ALISYN CAMEROTA: A government health panel already recommends young girls get the HPV vaccine because that virus can lead to cancer. Well, now a federal committee of the CDC is saying that boys should get the vaccine as well, but not everyone thinks this is a good idea. Joining us for a standoff debate is director of the Gynocological Cancer Prevention Research Group at the Center of Excellence in Women’s Health, Dr. Diane Harper, and the chairman of the Department of Preventative Medicine at Vanderbilt University School of Medicine, Dr. William Shaffner. Thanks so much for being here, both of you. Dr. Harper, I want to begin with you. You don’t necessarily support the idea of boys as young as 11 and 12 getting this vaccine. Why not?
DR. DIANE HARPER: That’s right, Alisyn. I think that we don’t know enough about what happens with the vaccine. We know for sure that the antibody titers that provide protection and give the efficacy of the vaccine waning two to three years earlier than they do for girls. In the studies that we did with the Gardasil vaccine in boys, what we found is that 38 percent, or nearly two-fifths of boys, lost all detectable titers to HPV-18, which is one of the two cancer-causing types in the vaccine. So that is a concern. The other concern that we have is that you have to have three doses in order to be effective. Cervarix requires only one does to be effective. And we know with Gardasil, with the three doses, that there have been very poor compliance in being able to get all three —
ALISYN CAMEROTA: Ah-hah. That sounds important. Dr. Shaffner, I want to bring you in. It sounds as though boys may think they are protected. In other words, if they haven’t gotten some of the booster shots or if the drug efficacy wears off, and they might not be as safe as they would had they not gotten the vaccine, they might not practice as safe sex. What’s your response to that?

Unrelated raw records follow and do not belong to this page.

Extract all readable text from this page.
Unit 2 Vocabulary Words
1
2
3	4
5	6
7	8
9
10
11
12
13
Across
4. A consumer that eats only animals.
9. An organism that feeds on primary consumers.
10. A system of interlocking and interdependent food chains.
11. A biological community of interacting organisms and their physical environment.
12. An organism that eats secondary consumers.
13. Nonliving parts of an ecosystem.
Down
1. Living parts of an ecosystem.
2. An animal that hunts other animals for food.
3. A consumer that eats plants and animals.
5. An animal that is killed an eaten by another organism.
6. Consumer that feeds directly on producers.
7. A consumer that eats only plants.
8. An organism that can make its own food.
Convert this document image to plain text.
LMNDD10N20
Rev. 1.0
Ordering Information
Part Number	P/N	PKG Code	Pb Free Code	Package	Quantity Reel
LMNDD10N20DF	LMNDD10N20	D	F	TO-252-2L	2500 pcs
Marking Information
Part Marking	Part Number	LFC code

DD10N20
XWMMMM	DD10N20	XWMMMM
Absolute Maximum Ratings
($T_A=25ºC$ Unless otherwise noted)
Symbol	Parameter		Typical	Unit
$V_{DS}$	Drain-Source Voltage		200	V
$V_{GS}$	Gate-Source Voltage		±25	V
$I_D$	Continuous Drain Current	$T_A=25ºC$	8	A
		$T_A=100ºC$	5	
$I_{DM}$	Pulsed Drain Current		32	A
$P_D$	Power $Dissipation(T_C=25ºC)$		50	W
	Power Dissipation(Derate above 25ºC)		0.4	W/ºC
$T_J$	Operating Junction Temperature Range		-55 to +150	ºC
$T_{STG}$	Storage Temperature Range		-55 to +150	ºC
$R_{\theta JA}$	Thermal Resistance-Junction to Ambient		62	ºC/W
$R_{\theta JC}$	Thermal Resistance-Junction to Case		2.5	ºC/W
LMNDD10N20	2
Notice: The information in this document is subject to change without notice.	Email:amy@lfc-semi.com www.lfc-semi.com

DR. WILLIAM SHAFFNER: Well, you realize this is also a coordinated effort of the American Academy of Pediatrics and the American Academy of Family Physicians, so that the general notion is that it’s time to do this. There have been lots of studies of whether prevention activity, such as vaccines with Hepatitis B affected teenagers’ sexual behavior, and there was no evidence of that. So I think that’s not the concern. We always like to know more information when we start vaccinating. Beauty is in the eye of the beholder —
ALISYN CAMEROTA: But, Dr. Shaffner, what about the idea that — what Dr. Harper was just saying, that it wears off sooner than does it does for girls and that it may only last three years. Is that a concern —
DR. WILLIAM SHAFFNER: It’s a point of interest, because we all get our every-10-years tetanus shots. We may indeed discover that down the road, we should get boosters with the HPV vaccine also; that would be not surprising.
ALISYN CAMEROTA: Dr. Harper, obviously there have been some people who have raised concerns about boys getting this vaccine so early. We know that in California, the governor just signed something saying that the girls don’t need to get parental consent to have this vaccine. Does any of that concern you?
DR. DIANE HARPER: Well, I think the value of HPV vaccines, both for Cervarix and for Gardasil, is that it helps prevent abnormal pap smears. And the thought of mandating this or providing this vaccine sub-terra to girls without parental permission and without discussion in the family as to whether the girl wishes to have vaccination as an additional optional part of her cervical cancer prevention really is not an appropriate thing for public health officials to be doing.
ALISYN CAMEROTA: And I know that your point is that girls need to keep getting pap smears; that is one of the best ways to guard against cervical cancer. Dr. Diane Harper, Dr. William Shaffner, thanks so much for coming for the debate and to raise awareness about all of this. We appreciate it.
DR. DIANE HARPER: Thank you, Alisyn.